I looked up the source for the update function, and it's implemented by the java.util.zip.CRC32.java file. The specific function called is the overloaded update() method with three arguments. Since this function is implemented in Java, is it possible that multiple layers of abstraction (Hadoop, JVM, CPU instructions) are reducing the native efficiency of CRC calculation?
Finally, is there something grossly wrong with my VisualVM instrumentation methodology, or interpretation of the sampling results?
Thanks,
To your first question, I think the answer is that the CRC files have replicas and can be corrupted.

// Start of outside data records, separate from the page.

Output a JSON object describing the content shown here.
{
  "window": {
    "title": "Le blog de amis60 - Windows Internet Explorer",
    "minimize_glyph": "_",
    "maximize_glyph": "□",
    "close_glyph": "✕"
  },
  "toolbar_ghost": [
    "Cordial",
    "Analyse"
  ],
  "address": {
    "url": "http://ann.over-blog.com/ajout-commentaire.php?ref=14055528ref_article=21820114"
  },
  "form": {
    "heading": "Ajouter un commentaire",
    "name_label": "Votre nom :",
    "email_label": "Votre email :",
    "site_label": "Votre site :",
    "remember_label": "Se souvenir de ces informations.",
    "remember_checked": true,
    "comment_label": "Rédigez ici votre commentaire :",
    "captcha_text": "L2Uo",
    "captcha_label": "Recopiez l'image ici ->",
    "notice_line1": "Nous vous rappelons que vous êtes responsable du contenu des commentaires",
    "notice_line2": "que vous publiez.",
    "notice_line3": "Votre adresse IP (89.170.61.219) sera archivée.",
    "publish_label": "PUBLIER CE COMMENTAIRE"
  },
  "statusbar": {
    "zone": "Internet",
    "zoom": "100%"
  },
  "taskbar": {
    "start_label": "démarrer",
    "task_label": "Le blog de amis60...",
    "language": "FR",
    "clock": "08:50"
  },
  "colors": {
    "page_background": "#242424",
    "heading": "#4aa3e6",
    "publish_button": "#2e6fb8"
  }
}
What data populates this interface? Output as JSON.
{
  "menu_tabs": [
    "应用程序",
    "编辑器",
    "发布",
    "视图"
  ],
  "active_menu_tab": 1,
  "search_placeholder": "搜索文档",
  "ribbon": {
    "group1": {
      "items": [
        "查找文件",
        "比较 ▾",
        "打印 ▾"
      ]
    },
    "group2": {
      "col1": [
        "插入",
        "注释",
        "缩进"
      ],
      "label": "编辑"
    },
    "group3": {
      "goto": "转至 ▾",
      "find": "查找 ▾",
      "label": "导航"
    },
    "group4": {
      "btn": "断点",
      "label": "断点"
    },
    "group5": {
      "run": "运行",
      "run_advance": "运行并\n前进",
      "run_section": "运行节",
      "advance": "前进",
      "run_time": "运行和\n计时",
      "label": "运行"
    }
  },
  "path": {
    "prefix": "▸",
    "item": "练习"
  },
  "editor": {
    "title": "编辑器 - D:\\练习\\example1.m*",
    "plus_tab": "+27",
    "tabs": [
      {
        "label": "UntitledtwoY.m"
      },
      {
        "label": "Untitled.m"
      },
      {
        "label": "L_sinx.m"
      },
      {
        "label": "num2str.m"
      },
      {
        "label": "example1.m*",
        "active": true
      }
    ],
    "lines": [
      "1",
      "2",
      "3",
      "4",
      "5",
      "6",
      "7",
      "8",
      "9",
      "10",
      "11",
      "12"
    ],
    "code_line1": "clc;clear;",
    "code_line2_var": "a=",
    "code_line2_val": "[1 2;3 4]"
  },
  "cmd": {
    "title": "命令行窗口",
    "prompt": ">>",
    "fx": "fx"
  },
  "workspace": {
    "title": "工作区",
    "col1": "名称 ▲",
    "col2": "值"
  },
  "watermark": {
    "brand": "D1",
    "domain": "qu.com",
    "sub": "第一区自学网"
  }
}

For example, assume we have a bunch of files/directories with replication factor of 2, then following scenarios can happen and CRC will need to be recalculated and updated:
Delete meta file on one replica
Truncates meta file on one replica
Corrupts the meta file header on one replica
Corrupts any random offset and portion of the meta file
Swaps two meta files, i.e the format of the meta files are valid but their CRCs do not match with their corresponding data blocks
If you take a look at the JIRA issues for Hadoop Common, you can find many issues related with CRC corruption.
For the second question, could you tell me which version of Hadoop are you using? The efficiency of CRC has been complained and improved again and again.